There are two main tenets that we should focus on when researching a company to invest in.
The first one, emphasised by quantitative analysts are the numbers behind the business. These include profitability, balance sheet or cash flow. The other, which is less easily quantifiable, is the qualitative aspect of the business. These can be in the form of a company’s business model, management or operational risks.
Both these aspects of the business are important before any investment decisions can be made.
However, many investors often overlook the intangible aspects of a good business. In reality, these can mean the difference between a good investment and a great investment. Because intangibles are hard to quantify – and are not usually expressed explicitly in the financial statements – it easy for investors to miss them.
Here, then, are three undervalued intangibles in a business.
Warren Buffett famously said that he looks for companies with a deep economic moat that gives it a competitive advantage.

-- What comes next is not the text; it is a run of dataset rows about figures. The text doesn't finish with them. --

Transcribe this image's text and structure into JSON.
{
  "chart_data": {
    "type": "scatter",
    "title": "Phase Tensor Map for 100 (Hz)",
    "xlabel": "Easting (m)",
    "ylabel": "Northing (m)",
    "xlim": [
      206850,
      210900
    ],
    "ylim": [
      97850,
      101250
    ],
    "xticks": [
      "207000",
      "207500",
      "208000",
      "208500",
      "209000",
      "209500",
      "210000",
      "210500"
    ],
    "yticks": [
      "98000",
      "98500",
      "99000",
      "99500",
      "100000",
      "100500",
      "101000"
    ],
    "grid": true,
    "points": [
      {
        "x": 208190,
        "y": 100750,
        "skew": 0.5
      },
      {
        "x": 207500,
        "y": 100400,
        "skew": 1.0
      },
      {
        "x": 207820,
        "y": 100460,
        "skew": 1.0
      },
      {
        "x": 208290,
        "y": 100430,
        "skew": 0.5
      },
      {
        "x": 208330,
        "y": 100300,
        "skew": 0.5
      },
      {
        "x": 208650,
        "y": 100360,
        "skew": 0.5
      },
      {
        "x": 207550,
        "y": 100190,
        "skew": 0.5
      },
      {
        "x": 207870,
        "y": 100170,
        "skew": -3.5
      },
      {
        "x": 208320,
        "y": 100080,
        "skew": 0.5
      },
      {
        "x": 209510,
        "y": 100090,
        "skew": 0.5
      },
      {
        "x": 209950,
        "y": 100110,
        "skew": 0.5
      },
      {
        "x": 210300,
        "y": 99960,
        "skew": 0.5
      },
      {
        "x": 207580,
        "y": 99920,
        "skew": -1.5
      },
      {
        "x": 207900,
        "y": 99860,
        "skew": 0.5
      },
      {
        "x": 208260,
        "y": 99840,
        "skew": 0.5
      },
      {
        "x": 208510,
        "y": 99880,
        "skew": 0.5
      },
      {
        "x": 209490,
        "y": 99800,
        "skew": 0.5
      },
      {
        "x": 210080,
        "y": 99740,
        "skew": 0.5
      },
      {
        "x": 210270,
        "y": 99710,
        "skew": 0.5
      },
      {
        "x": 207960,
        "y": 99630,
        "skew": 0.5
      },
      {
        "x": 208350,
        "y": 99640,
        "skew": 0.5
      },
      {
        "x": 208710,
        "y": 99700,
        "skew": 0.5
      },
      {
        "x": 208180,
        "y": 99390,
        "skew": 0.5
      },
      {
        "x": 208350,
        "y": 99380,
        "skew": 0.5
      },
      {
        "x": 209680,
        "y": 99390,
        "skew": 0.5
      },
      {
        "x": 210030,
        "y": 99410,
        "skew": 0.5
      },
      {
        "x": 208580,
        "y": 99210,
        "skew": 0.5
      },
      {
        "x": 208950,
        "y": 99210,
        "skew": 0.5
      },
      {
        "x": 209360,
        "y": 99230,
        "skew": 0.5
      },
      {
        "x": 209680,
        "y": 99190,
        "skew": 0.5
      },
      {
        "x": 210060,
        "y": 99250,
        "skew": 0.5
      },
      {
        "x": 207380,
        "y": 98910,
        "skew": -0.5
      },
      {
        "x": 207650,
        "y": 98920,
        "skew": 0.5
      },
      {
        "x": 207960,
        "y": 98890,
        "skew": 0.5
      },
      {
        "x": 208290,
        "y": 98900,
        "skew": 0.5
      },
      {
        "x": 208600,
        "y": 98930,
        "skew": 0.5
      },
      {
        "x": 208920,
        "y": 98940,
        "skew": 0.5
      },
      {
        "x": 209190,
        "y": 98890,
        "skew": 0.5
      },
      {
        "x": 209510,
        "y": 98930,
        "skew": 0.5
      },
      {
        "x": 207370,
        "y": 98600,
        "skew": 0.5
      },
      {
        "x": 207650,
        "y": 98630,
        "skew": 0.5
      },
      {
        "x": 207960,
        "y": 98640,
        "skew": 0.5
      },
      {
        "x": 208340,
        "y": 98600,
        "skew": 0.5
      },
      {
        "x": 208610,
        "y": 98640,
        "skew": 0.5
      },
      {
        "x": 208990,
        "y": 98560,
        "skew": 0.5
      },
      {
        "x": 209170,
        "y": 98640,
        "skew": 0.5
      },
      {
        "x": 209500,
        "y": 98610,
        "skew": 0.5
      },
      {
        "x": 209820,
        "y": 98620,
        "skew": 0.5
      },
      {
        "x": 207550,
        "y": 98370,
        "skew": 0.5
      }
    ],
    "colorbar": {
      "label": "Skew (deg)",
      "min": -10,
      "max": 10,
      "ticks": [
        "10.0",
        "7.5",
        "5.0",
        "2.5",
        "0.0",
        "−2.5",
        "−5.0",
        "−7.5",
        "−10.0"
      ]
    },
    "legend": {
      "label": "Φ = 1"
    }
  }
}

One way that companies can achieve this is by building a brand that has a strong reputation amongst its consumers. This can create customer loyalty and prevent it from being disrupted by competitors looking to muscle their way into the industry.
I have written an in depth analysis on why we should not overlook brand value.
A strong Research and Development team
“The impact of this sort of thing (research and development) on investment can hardly be over-stated.” –Philip Fisher, Author of Common stocks and Uncommon Profits
Even though companies often report their research and development expenses in their financial statements, it is often hard to quantify whether the research will be profitable.
In spite of this, investors need to realise the importance of continuous research and improvements in any industry. Companies that emphasise building for the future are more likely to succeed in the longer term. The best way to grasp the strength or cost efficiency of their research team is to look for a sustained history of new developments and improvements.
A happy and committed work force
It is easy to overlook how a happy work force can impact the profitability of a business. But sociologist, have, in fact, found a tangible connection between employee engagement and happiness with the success of a business.
Companies that can create a work environment that keeps employees happy and engaged, not only attract the top talent, but also have higher efficiency and productivity.
This can have a very real impact on the performance of the company’s stock as well. A study looking at Fortune’s “Best Companies to Work For” found that companies that made this list consistently outperformed their counterparts in the stock market.
The Foolish bottom line
In an era where quantitative analysis has taken the upper hand and investors mull over the numbers of a business, it easy to overlook the value of intangible aspects of a company.
Yet, recent data has shown that companies that are strong in this department, will, in fact, have an obvious edge over their counterparts. As investors, we should never underestimate the importance of the intangible aspects of a company, or we might miss out on great investments in the future.